Seiring dengan perubahan sosial, politik, ekonomi, pendidikan dan perkembangan teknologi maka peran-peran sosial berubah secara sangat cepat bila dibandingkan dengan norma yang terkait dengan gender. Norma tersebut tidak mudah menyesuaikan karena terikat dengan keyakinan masyarakat. Kesenjangan antara norma dan peran gender kontemporer seringkali menimbulkan bias gender.
Sesungguhnya laki-laki dan perempuan dapat memiliki akses yang sama dalam dunia publik. Namun demikian, masih banyak perempuan yang mengalami hambatan dalam mendapatkan akses dan partisipasi yang sama dengan laki-laki. Ini terjadi karena masih kuatnya norma masyarakat yang mengganggap bahwa tugas utama perempuan adalah sebagai ibu rumah tangga.

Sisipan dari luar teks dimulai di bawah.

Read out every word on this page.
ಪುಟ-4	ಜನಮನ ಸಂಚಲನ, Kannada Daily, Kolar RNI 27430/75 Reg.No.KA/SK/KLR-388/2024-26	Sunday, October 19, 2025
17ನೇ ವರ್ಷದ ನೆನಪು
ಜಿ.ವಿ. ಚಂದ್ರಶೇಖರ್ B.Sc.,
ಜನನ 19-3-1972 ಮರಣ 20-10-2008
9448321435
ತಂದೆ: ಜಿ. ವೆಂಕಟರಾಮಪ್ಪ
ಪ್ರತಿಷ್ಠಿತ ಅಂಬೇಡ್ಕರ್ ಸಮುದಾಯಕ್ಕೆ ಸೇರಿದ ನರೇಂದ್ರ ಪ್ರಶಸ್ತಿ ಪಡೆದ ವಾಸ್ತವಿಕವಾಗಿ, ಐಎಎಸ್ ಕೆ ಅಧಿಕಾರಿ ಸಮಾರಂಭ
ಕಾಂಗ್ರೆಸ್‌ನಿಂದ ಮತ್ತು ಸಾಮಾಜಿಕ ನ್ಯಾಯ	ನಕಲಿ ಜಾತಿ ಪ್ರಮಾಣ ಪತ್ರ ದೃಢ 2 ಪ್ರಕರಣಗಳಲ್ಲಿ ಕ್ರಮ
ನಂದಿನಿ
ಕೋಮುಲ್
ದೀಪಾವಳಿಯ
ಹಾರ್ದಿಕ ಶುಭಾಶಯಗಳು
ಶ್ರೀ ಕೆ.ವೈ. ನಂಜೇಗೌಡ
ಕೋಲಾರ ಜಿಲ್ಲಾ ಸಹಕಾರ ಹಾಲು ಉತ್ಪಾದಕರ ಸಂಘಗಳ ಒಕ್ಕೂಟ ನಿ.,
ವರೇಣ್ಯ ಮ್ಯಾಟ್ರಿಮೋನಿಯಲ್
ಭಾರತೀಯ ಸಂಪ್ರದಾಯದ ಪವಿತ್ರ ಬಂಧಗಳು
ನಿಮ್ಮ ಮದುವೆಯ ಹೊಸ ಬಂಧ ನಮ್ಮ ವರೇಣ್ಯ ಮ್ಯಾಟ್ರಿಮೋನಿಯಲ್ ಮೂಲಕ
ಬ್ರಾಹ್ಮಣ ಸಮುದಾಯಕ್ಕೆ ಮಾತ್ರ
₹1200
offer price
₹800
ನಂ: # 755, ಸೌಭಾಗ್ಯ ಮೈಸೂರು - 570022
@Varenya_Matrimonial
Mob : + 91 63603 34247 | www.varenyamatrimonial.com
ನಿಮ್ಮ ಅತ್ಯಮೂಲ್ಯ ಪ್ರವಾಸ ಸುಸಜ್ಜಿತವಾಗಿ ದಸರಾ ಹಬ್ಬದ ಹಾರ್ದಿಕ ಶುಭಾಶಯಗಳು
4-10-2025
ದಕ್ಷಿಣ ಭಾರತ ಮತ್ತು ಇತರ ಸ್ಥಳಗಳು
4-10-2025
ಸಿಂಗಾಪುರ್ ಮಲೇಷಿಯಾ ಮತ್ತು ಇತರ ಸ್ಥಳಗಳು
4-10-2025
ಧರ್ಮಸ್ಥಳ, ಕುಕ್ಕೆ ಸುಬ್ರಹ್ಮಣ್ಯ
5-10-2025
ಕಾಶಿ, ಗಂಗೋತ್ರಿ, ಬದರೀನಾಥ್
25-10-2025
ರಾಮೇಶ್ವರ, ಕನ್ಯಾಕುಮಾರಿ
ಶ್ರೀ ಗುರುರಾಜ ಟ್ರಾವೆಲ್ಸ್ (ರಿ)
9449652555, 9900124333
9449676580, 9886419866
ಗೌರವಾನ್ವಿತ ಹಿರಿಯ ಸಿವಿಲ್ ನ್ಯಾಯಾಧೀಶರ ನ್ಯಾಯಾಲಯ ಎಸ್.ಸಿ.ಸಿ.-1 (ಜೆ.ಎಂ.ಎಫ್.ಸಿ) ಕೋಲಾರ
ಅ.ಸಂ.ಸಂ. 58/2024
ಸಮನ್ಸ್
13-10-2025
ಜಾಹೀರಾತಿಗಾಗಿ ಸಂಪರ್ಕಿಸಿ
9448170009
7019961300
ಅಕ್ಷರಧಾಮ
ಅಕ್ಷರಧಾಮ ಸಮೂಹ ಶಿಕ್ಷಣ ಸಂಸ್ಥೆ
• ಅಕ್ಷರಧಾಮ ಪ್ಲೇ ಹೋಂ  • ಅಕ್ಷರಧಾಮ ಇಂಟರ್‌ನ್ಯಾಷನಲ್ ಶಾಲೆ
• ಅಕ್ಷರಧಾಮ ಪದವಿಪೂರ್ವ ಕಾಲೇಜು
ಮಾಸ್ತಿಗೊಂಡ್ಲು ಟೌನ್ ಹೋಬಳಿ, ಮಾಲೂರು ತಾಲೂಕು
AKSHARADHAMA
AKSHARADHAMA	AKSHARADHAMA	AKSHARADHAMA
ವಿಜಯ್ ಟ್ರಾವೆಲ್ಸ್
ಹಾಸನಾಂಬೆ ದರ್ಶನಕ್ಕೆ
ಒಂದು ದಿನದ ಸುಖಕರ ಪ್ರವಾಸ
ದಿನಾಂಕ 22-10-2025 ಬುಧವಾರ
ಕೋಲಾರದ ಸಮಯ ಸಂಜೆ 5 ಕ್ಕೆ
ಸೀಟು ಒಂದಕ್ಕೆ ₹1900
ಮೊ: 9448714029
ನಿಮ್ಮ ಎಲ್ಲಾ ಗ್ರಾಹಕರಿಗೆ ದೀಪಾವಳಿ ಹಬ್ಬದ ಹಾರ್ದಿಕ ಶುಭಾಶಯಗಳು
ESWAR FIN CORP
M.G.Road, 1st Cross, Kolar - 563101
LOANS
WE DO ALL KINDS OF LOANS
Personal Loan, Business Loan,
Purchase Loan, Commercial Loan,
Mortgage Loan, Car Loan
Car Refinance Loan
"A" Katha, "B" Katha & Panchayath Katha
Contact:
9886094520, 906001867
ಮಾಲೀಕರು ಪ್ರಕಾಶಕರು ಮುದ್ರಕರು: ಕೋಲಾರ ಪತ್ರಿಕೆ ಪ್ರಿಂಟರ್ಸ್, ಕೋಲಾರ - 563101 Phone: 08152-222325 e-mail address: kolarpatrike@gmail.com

Disisi lain, masyarakat dan dunia kerja masih belum menghargai tugas-tugas kerumahtanggaan sehingga seringkali menjadi hambatan karier perempuan. Misalnya, seorang perempuan yang sering meminta izin karena harus menunggui anggota keluarga yang sakit dianggap tidak profesional. Sementara itu, pembagian peran domestik yang tidak setara bagi perempuan bekerja menimbulkan beban berlebihan. Akar persoalannya adalah anggapan bahwa pekerjaan domestik tidak pantas dilakukan oleh laki-laki, bukan karena mereka tidak mampu melakukan.